Question

Concavity

Answer 1

F(x) = cos(x)-x ; on the interval (0,2pi)

Find Inflection point:
Concave up:
Concave down:

Answer 2

Can you calculate F'(x) and then F''(x) ? That's the first step.

Answer 3

Yea
\[f'(x) = -sin(x)-1\]\[f''(x) = -cos(x)\]

Answer 4

Derivatives look good. What's step #2 ?

Answer 5

Well if it's like these other ones I've done, set it equal to zero

Answer 6

Yes. Set f''(x) = 0 and solve for x on your (0,2pi) interval. Any answers on that interval will be inflection points

Answer 7

So , x = -cos ?

Answer 8

No, f''(x) = 0 = -cos x.

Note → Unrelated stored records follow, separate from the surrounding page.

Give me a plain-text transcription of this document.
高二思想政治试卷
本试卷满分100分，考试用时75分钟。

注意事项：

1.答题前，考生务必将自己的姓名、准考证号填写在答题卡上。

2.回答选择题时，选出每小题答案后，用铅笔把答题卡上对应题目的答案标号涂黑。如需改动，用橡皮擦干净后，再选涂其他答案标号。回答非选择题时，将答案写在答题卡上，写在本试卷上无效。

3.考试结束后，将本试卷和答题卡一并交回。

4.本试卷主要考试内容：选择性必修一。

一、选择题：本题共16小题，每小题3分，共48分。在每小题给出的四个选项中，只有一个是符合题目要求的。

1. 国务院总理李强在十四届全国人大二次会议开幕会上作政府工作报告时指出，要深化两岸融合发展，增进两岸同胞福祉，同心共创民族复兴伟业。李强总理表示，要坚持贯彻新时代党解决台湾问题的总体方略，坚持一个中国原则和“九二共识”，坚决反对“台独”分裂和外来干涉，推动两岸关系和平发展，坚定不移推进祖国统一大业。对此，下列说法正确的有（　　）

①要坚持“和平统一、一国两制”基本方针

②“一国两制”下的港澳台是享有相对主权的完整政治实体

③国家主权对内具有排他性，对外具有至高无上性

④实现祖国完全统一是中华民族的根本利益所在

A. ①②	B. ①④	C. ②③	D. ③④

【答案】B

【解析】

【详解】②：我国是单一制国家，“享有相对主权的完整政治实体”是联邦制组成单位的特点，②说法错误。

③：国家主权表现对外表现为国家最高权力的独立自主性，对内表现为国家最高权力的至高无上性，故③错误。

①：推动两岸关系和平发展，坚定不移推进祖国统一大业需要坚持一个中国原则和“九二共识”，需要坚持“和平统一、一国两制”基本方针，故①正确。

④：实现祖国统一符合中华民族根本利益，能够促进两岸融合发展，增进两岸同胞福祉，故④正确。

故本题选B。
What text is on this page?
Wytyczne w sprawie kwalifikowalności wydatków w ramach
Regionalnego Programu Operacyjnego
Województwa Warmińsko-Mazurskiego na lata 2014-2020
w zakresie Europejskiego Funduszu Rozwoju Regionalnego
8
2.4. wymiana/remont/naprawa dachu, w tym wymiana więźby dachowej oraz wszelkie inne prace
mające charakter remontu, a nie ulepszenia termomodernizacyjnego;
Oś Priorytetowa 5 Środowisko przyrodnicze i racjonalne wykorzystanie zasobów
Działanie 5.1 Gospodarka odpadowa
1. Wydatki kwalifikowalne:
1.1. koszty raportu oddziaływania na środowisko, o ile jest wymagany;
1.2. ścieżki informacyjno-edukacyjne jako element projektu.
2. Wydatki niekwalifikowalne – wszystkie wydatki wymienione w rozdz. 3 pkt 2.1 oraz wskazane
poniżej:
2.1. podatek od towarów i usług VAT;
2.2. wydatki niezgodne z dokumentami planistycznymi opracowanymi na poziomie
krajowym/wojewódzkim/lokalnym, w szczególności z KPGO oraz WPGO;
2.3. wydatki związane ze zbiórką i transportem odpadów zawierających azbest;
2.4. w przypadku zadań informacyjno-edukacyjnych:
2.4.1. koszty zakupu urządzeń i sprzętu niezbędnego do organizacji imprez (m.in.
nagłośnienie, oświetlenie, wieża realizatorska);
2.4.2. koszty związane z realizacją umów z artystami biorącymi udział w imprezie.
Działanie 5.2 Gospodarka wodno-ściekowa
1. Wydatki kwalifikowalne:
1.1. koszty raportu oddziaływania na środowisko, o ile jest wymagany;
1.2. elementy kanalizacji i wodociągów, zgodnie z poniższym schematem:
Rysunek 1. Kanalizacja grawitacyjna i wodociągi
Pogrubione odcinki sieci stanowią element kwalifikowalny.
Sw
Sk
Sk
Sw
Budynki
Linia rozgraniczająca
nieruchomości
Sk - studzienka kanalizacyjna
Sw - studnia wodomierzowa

Which angles on (0,2pi) will result in -cos x to be 0. There are two values.

Answer 9

pi/2 and 3pi/2

Answer 10

Yes, those will be the points of inflection on f(x). Now, we have to do the Second Derivative Test to determine concavity of f(x). Do you know how to do that?

Answer 11

Yes

Answer 12

Sweet, there ya go.

Answer 13

On this interval, I got downward from 0 to 2pi. Can you check this please

Answer 14

Not quite. The concavity will change 3 times since there are 2 inflection points.